ARTISTAS CONVIDADAS FAZEM PARALISAÇÃO

Depois de serem bloqueadas nas redes sociais, as artistas passaram a fazer comentários marcando os perfis das participantes do evento. “Eles nos deram uma resposta porque as mulheres convidadas a participar exigiram deles uma retratação”, afirma Ester Guerreiro, do Freedas Crew. Em mensagens enviadas diretamente às paraenses, as convidadas afirmaram entender todas as questões levantadas e decidiram paralisar temporariamente. Pelo calendário do evento, elas chegaram em Belém com dias de antecedência para começar as pinturas e concluí-las durante este final de semana, com a visitação do público.

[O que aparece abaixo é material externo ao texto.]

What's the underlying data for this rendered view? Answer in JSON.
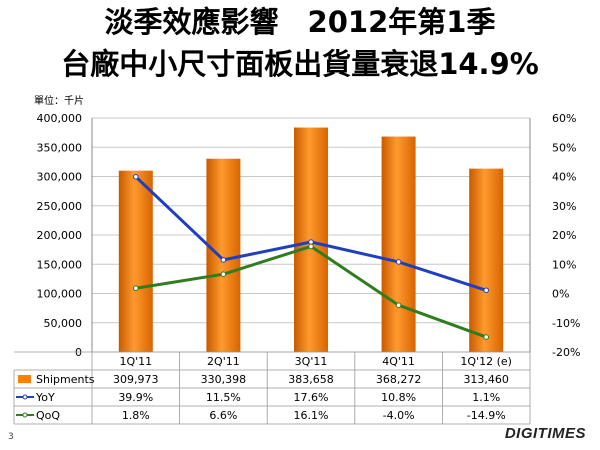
{
  "title_line1": "淡季效應影響　2012年第1季",
  "title_line2": "台廠中小尺寸面板出貨量衰退14.9%",
  "unit_label": "單位：千片",
  "page_number": "3",
  "logo_text": "DIGITIMES",
  "colors": {
    "bar": "#ff7f00",
    "yoy": "#1f3fbf",
    "qoq": "#2e7d1e",
    "grid": "#c8c8c8"
  },
  "chart_data": {
    "type": "bar",
    "categories": [
      "1Q'11",
      "2Q'11",
      "3Q'11",
      "4Q'11",
      "1Q'12 (e)"
    ],
    "series": [
      {
        "name": "Shipments",
        "type": "bar",
        "axis": "left",
        "values": [
          309973,
          330398,
          383658,
          368272,
          313460
        ],
        "labels": [
          "309,973",
          "330,398",
          "383,658",
          "368,272",
          "313,460"
        ]
      },
      {
        "name": "YoY",
        "type": "line",
        "axis": "right",
        "values": [
          39.9,
          11.5,
          17.6,
          10.8,
          1.1
        ],
        "labels": [
          "39.9%",
          "11.5%",
          "17.6%",
          "10.8%",
          "1.1%"
        ]
      },
      {
        "name": "QoQ",
        "type": "line",
        "axis": "right",
        "values": [
          1.8,
          6.6,
          16.1,
          -4.0,
          -14.9
        ],
        "labels": [
          "1.8%",
          "6.6%",
          "16.1%",
          "-4.0%",
          "-14.9%"
        ]
      }
    ],
    "ylim_left": [
      0,
      400000
    ],
    "ylim_right": [
      -20,
      60
    ],
    "left_ticks": [
      "400,000",
      "350,000",
      "300,000",
      "250,000",
      "200,000",
      "150,000",
      "100,000",
      "50,000",
      "0"
    ],
    "right_ticks": [
      "60%",
      "50%",
      "40%",
      "30%",
      "20%",
      "10%",
      "0%",
      "-10%",
      "-20%"
    ],
    "grid": true,
    "legend": "data-table"
  }
}
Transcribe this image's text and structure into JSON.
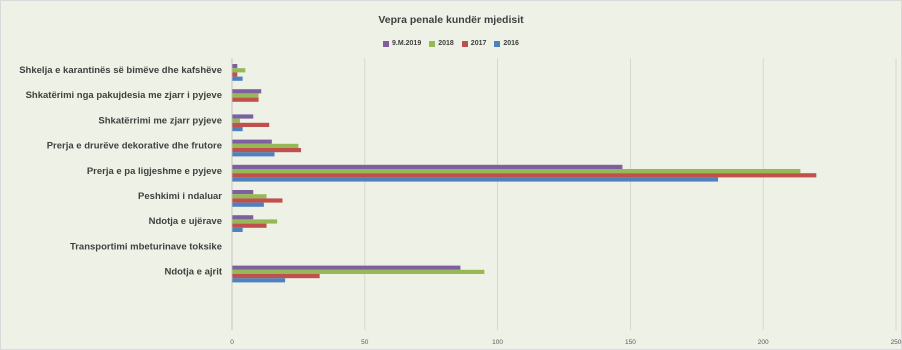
{
  "chart_data": {
    "type": "bar",
    "orientation": "horizontal",
    "title": "Vepra penale kundër mjedisit",
    "categories": [
      "Shkelja e karantinës së bimëve dhe kafshëve",
      "Shkatërimi nga pakujdesia me zjarr i pyjeve",
      "Shkatërrimi me zjarr pyjeve",
      "Prerja e drurëve dekorative dhe frutore",
      "Prerja e pa ligjeshme e pyjeve",
      "Peshkimi i ndaluar",
      "Ndotja e ujërave",
      "Transportimi mbeturinave toksike",
      "Ndotja e ajrit"
    ],
    "series": [
      {
        "name": "9.M.2019",
        "color": "#7e60a0",
        "values": [
          2,
          11,
          8,
          15,
          147,
          8,
          8,
          0,
          86
        ]
      },
      {
        "name": "2018",
        "color": "#97b955",
        "values": [
          5,
          10,
          3,
          25,
          214,
          13,
          17,
          0,
          95
        ]
      },
      {
        "name": "2017",
        "color": "#c0504d",
        "values": [
          2,
          10,
          14,
          26,
          220,
          19,
          13,
          0,
          33
        ]
      },
      {
        "name": "2016",
        "color": "#4f81bd",
        "values": [
          4,
          0,
          4,
          16,
          183,
          12,
          4,
          0,
          20
        ]
      }
    ],
    "xlim": [
      0,
      250
    ],
    "xticks": [
      0,
      50,
      100,
      150,
      200,
      250
    ],
    "grid": true,
    "legend_position": "top"
  }
}
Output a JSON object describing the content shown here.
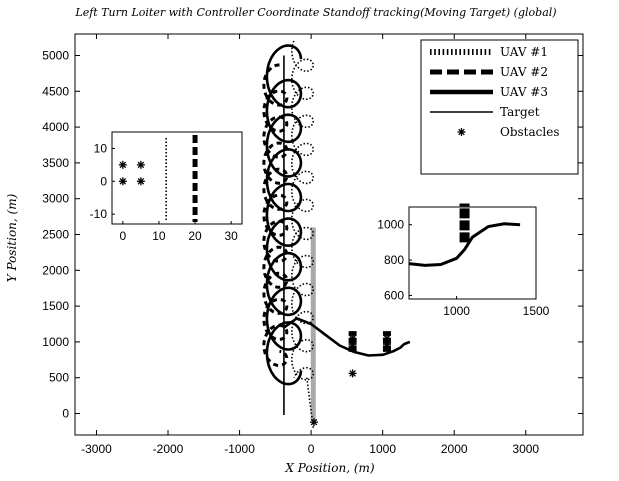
{
  "chart_data": {
    "type": "line",
    "title": "Left Turn Loiter with Controller Coordinate Standoff tracking(Moving Target) (global)",
    "xlabel": "X Position, (m)",
    "ylabel": "Y Position, (m)",
    "xlim": [
      -3300,
      3800
    ],
    "ylim": [
      -300,
      5300
    ],
    "xticks": [
      "-3000",
      "-2000",
      "-1000",
      "0",
      "1000",
      "2000",
      "3000"
    ],
    "xtick_values": [
      -3000,
      -2000,
      -1000,
      0,
      1000,
      2000,
      3000
    ],
    "yticks": [
      "0",
      "500",
      "1000",
      "1500",
      "2000",
      "2500",
      "3000",
      "3500",
      "4000",
      "4500",
      "5000"
    ],
    "ytick_values": [
      0,
      500,
      1000,
      1500,
      2000,
      2500,
      3000,
      3500,
      4000,
      4500,
      5000
    ],
    "grid": false,
    "legend_position": "top-right",
    "legend": [
      {
        "label": "UAV #1",
        "style": "dotted"
      },
      {
        "label": "UAV #2",
        "style": "dashed"
      },
      {
        "label": "UAV #3",
        "style": "thick"
      },
      {
        "label": "Target",
        "style": "solid"
      },
      {
        "label": "Obstacles",
        "style": "marker"
      }
    ],
    "series": [
      {
        "name": "Target",
        "x": [
          -380,
          -380
        ],
        "y": [
          -20,
          5000
        ]
      },
      {
        "name": "UAV #3",
        "loiter_center_x": -380,
        "loiter_radius": 250,
        "y_from": 600,
        "y_to": 4950,
        "exit_to": {
          "x": [
            -380,
            -200,
            0,
            200,
            400,
            600,
            800,
            1000,
            1150,
            1250,
            1300,
            1380
          ],
          "y": [
            1200,
            1330,
            1250,
            1100,
            950,
            860,
            810,
            820,
            870,
            920,
            970,
            1000
          ]
        }
      },
      {
        "name": "UAV #1",
        "x": [
          -80,
          -60,
          -40,
          -20,
          0,
          20,
          40
        ],
        "y": [
          5250,
          4200,
          3100,
          2000,
          1000,
          300,
          -200
        ]
      },
      {
        "name": "UAV #2",
        "x": [
          30,
          30
        ],
        "y": [
          -100,
          2600
        ]
      }
    ],
    "obstacles": [
      {
        "x": 580,
        "y": 1050
      },
      {
        "x": 580,
        "y": 960
      },
      {
        "x": 1060,
        "y": 1050
      },
      {
        "x": 1060,
        "y": 960
      },
      {
        "x": 580,
        "y": 560
      },
      {
        "x": 40,
        "y": -120
      }
    ],
    "insets": [
      {
        "xticks": [
          "0",
          "10",
          "20",
          "30"
        ],
        "xtick_values": [
          0,
          10,
          20,
          30
        ],
        "yticks": [
          "10",
          "0",
          "-10"
        ],
        "ytick_values": [
          10,
          0,
          -10
        ],
        "xlim": [
          -3,
          33
        ],
        "ylim": [
          -13,
          15
        ],
        "obstacles": [
          {
            "x": 0,
            "y": 5
          },
          {
            "x": 5,
            "y": 5
          },
          {
            "x": 0,
            "y": 0
          },
          {
            "x": 5,
            "y": 0
          }
        ],
        "uav1_x": 12,
        "uav2_x": 20
      },
      {
        "xticks": [
          "1000",
          "1500"
        ],
        "xtick_values": [
          1000,
          1500
        ],
        "yticks": [
          "1000",
          "800",
          "600"
        ],
        "ytick_values": [
          1000,
          800,
          600
        ],
        "xlim": [
          700,
          1500
        ],
        "ylim": [
          580,
          1100
        ],
        "uav3": {
          "x": [
            700,
            800,
            900,
            1000,
            1050,
            1100,
            1200,
            1300,
            1400
          ],
          "y": [
            780,
            770,
            775,
            810,
            860,
            930,
            990,
            1005,
            1000
          ]
        },
        "uav2_block": {
          "x": 1050,
          "y_from": 900,
          "y_to": 1120
        }
      }
    ]
  }
}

“Elas postaram cada uma nos stories das páginas do Instagram sobre o posicionamento de paralisação temporária. Por pressão delas, eles marcaram uma roda de conversa na sexta”, destaca Ester, referindo a uma segunda nota da organização do evento, chamando as artistas locais para uma conversa aberta – sexta, às 18h, com local a definir – para colocar suas questões em debate junto com as convidadas. “Não foi iniciativa da organização e te afirmo isso. O evento está na quinta ou sexta edição e nunca fizeram isso. Essa conversa só foi marcada pela dimensão que tudo isso tomou”, finaliza.